Viele kostbare Heiligenfiguren begegnen uns, komplex gebaute Künstlerräume, Lebenswerke, Videokabinette, Votivgaben, Goldschmiedekunst, Einraum-Möbel, Vitrinen mit Andachtsbildchen oder solche Kostbarkeiten wie die 25 aus Sandstein geschlagenen Archivoltenfiguren vom Petersportal des Kölner Domes. 600 Jahre lang haben sie auf die in die Kirche strömenden Menschen hinabgeschaut. Dass Georg und Gregorius, der Prophet oder der Engel jetzt ausnahmsweise im Museum auf hohen Stelen Platz nehmen dürfen, ist dem Umstand zu verdanken, dass seit 1978 die Sitzfiguren in den Bogenläufen des rechten Seitenportals wegen zunehmender Verwitterung durch Kopien ersetzt wurden. Nun hat das Domkapitel seine Figuren ins benachbarte Museum entsendet. Im großen mit Tageslicht beleuchteten Saal bilden sie eine eingeschworene Gemeinschaft. Anlass der Ausstellung, so erzählt es Museumsdirektor Stefan Kraus, war die nach sieben Jahren abgeschlossene Restaurierung der spätmittelalterlichen Skulpturengruppe der "Vier Gekrönten". "Nette Kerlchen" nennt er sie, und meint das bewundernd, denn restauratorisch ist dem Kolumba eine kleine Sensation gelungen. Bildhauer, Werkmeister, Steinmetz und Polier stammen aus dem Epitaph des Dombaumeisters Nikolaus von Bueren. Sie werden auf Anfang des 15. Jahrhunderts datiert und Konrad Kuyn zugeschrieben. Der Aufwand zur Restaurierung war enorm, zwei Restauratorinnen haben über sieben Jahre täglich drei Stunden an den Skulpturen geforscht und restauratorisch eingegriffen. Heute erkennt man: Der Bildhauer, der das Plakat zur Ausstellung schmückt, war ein Bürger von großem Selbstbewusstsein. Überhaupt zeige sich, so Kraus, an den vier Figuren aus Baumberger Sandstein, wie hoch Mitte des 15. Jahrhunderts schon das Maß der Individuation in der Kunst war.
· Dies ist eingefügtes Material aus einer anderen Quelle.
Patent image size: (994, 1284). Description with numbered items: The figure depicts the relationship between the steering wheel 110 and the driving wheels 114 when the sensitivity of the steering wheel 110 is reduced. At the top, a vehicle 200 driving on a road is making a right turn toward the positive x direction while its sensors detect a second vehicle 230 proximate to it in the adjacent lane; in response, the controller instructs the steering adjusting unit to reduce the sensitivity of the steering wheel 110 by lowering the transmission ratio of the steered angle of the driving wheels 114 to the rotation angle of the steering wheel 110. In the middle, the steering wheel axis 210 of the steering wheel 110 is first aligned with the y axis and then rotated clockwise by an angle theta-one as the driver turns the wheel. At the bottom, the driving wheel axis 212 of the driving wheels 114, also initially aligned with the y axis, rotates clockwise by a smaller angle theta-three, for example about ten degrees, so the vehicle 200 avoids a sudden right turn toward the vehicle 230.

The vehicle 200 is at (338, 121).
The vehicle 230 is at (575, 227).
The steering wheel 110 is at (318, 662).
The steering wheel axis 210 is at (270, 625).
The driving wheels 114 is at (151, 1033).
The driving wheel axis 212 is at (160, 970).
65.000 Besucher bekunden dem Kolumba jährlich ihren Respekt. Bis zum nächsten Herbst werden sie wieder hinschauen, Kunst erleben. Stefan Kraus, für den Besucherzahlen nach eigenen Angaben keine Relevanz haben, freut sich, wenn sich die Menschen auf Spurensuche in seinem Haus begeben. Er will Deuter des Abstrakten sein.